- Born: 18 May 1984 (age 42) Ishinomaki, Tōhoku Region, Japan
- Area: Manga
- Pseudonyms: Kusakari Ichiro; Naruse Yoshiki;

= Shinichiro Nariie =

Japanese mangaka (born 1984)

Shinchiro Nariie (成家慎一郎; born 18 May 1984) is a Japanese mangaka. He made his debut with the work Gerard (ジェラール) in 2004. He has published works under the pseudonyms Kusakari Ichiro (草刈 一朗) and Naruse Yoshiki (成瀬芳貴).

Nariie has publicly declared himself to be a trans man.

== Published works ==
=== Manga and lights novels ===
- Series
Published under the name Naruse Yoshiki:
- Kyōdai -BROTHER- (兄弟-BROTHER-), serialised in the magazine Gangan WING
- Jūgo Meisatsu Kōgyō Kōkō Ragubī-bu (15 明刹工業高校ラグビー部), serialised by Gangan ONLINE in 2010 and 2011
Published under the name Shinichiro Nariie:
- Steins;Gate Aishin Meizu no Baberu (STEINS;GATE 哀心迷図のバベル), original work by MAGES.; serialized in Ultra Jump between 2012 and 2014
- Absolute Duo (アブソリュート・デュオ Abusoryūto Dyuo), original story by Takumi Hiiragi; original character design by Yū Asaba.
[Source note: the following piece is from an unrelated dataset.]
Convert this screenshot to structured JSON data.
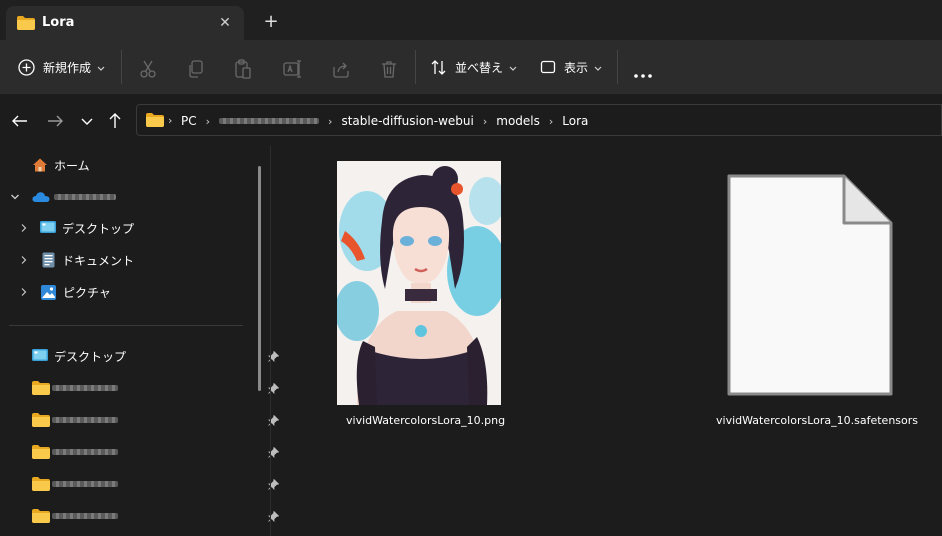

Serialized in Monthly Comic Alive between 2013 and 2017
- Cross x Regalia (クロス×レガリア), original story by Makoto Sanda; original character designs by Yūgen. Serialized in Famitsu Comic Clear between 2013 and 2015
- Drop Frame (ドロップフレーム), serialized in Comic REX from the April 2015 issue to the December 2016 issue
- Rapaz Tēma Pāku (ラパス・テーマパーク), serialized in Ultra Jump between 2015 and 2018
- Manaka no Mori, serialized in Comic Heaven from the April 2017 issue to the November 2018 issue; the series was canceled
- Shin'en Rejisuto CURE (シンエンレジスト CURE), original story by AltPlus/SCBIZ and script by Kazuyoshi Yamamoto. Serialized in Ultra Jump from the September 2018 issue to the August 2019 issue
- Sono Mono. Nochi ni… 〜Ki ga Tsuitara S-kyū Saikyō!? Yūsha Wazu no Daibōken〜 (その者。のちに… 〜気がついたらS級最強!? 勇者ワズの大冒険〜), serialized in Comic Earth Star since 31 August 2018 and continues in publication
- Food Court de, Mata Ashita. (フードコートで、また明日。 Fūdo Kōto de, Mata Ashita.), serialized in Comic Newtype since 10 March 2020 and is still ongoing, has an anime adaptation
- Oshiego-kun to wa Dekimasen (教え子くんとはデキません), serialized in GetsuMaga Kichi since 17 November 2023 and is still ongoing. It is the commercial serialized version of a work that the author had previously published on his personal X account under the title Dekkaku natta seito ni kyūkon sareru hanashi (でっかくなった生徒に求婚される話).

- One-shots
- Jūgo Meisatsu Kōgyō Kōkō Ragubī-bu (15 明刹工業高校ラグビー部), published in Gangan ONLINE in 2009. It consists of two chapters
- Shinken Zemi Chūgaku Kōza (進研ゼミ中学講座), promotional manga published in 2014
- PSI, published in the magazine Pollyanna
- Kimi to Iru Shima (君といる島), published in 2020 by Charles Comics
- Tottemo Yasashii Tegome-san (とってもやさしい手籠さん), published in the June 2021 issue of Young King BULL.